Listen To: Third Uncle

AMBIENT IS BORN...

AMBIENT 1: MUSIC FOR AIRPORTS - After a car accident in the mid-'70s left him bedridden, Eno began mulling over perceptions of music. One day during his recovery, he crawled back from his record player, only to find on lying down again that he'd not turned the volume up sufficiently. He later revealed that, "This presented a new way of hearing music - as part of the ambience of the environment." Nodding to French composer Erik Satie's concept of "furniture music", Eno duly toyed with synth abstraction on 1975's Discreet Music (a favourite of David Bowie's), but reached his eureka moment with Ambient 1. Its entwining tape loops and synths were tailored to be aired continuously, as a soothing aural backdrop in a busy airport terminal.

Listen To: 1/1

...AND PEOPLE ARE BORN TO AMBIENT

NEROLI - Eno's initial Ambient series ran to four instalments, but he would pursue the genre virtually to the exclusion of all else for two or three decades, often alongside repeat offenders such as Robert Fripp and Harold Budd. By the early '90s, his influence had reached critical mass, after two of his protégés, Youth (from Killing Joke, sometime signatories to his label, EG) and The Orb's Dr Alex Paterson (an A&R man at EG) began cross-pollinating ambient with house to make a blissful, post-ecstasy chill-out sound. Eno responded by sculpting some of his most beautiful ambient pieces, including this fifty-seven-minute, single-track album. In his liner notes, Eno explained its premise as "to reward attention, but not so strictly as to demand it", and Neroli has been used in hospital birthing wards.

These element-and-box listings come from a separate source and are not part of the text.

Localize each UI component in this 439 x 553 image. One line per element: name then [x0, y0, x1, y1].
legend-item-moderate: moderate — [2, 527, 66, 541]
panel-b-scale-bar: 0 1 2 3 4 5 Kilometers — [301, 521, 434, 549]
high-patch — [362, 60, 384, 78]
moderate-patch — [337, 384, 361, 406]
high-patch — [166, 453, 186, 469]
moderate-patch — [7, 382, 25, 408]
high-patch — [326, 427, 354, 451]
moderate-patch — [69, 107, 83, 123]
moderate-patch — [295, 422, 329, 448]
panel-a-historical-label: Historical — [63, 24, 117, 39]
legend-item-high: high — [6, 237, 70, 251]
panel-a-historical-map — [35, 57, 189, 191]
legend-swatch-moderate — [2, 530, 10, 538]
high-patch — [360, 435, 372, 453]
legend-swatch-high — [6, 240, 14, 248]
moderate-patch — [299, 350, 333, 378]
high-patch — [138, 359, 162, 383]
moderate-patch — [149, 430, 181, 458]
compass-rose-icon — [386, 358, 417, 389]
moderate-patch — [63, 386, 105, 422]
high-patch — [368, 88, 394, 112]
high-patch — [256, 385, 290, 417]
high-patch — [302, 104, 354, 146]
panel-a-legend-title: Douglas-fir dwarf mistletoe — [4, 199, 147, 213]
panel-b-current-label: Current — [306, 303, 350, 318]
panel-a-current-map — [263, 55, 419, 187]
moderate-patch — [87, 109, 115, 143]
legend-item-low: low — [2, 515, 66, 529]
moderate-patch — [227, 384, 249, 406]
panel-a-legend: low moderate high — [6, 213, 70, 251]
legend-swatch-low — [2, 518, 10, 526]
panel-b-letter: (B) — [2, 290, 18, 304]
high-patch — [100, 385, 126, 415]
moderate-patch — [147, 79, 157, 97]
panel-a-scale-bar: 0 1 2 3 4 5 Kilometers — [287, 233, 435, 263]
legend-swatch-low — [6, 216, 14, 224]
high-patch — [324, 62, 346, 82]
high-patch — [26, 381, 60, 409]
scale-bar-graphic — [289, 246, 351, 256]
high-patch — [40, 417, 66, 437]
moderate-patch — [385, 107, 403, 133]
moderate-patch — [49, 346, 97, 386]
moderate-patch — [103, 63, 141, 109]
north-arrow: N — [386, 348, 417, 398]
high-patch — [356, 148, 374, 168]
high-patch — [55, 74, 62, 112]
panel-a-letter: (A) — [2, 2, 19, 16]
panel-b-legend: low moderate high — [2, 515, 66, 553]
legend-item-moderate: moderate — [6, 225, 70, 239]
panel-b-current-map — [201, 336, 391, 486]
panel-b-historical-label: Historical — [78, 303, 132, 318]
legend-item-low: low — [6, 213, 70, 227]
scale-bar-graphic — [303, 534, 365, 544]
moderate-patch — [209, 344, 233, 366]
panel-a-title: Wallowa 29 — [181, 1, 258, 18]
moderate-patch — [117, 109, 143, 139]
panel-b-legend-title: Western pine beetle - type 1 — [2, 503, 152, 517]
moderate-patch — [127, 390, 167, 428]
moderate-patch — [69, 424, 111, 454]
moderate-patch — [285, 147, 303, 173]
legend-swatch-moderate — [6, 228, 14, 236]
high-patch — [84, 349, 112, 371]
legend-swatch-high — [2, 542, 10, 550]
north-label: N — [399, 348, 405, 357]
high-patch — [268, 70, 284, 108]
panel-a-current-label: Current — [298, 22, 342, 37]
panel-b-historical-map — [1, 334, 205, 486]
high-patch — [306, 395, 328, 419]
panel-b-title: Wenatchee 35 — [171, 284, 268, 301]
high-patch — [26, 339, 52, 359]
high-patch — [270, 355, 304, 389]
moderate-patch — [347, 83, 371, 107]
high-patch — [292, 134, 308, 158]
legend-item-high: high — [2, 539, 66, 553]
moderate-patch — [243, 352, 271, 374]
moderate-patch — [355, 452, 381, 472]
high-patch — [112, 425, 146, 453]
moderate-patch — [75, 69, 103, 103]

Listen To: Neroli: Thinking Music, Part IV

REGAINING HIS VOICE

THE SHIP - Eno was working on a sound installation in Stockholm, when, in his words, "I discovered I could now sing a low C, which happened to be the root note of the piece - getting older does have a few fringe benefits." The result was The Ship, the haunting twenty-one-minute opener on his nineteenth solo LP, which evolved into his most vocally inclined record since the '70s. The Ship mirrors the immersiveness of his installation work - but it's capped off with a lovely cover of The Velvet Underground's I'm Set Free. Lyrics were created by feeding pre-existing writings (a lifeboat survivor recalls the Titanic sinking, bottom-of-email disclaimers, etc.) into a Markov text generator, and picking juicy sentences from what emerged. Eno's pursuit of beauty in the random only intensifies with age

Listen To: The Ship

THE COMPILATION

ENO BOX 1: INSTRUMENTAL - When the CD boom led to the proliferation of single-artist box-sets in the early '90s, Eno came up with a fittingly unique way of anthologising his work, entailing not one, but two boxes, divvied up into vocal and instrumental tracks. Where the former more or less collects his first few solo records in full, the latter serves up a more far-reaching and utterly indispensable sampling of his voice-free recordings. These include the odd notable collaborative piece with key figures such as Cluster, Fripp and Bowie, as well as soundtrack contributions and edits of longer pieces. Add in a healthy selection from Discreet Music and the Music For Films series, and this three-disc bonanza charts the blossoming of Eno's abstract impulses in his first twenty years with rare definitiveness.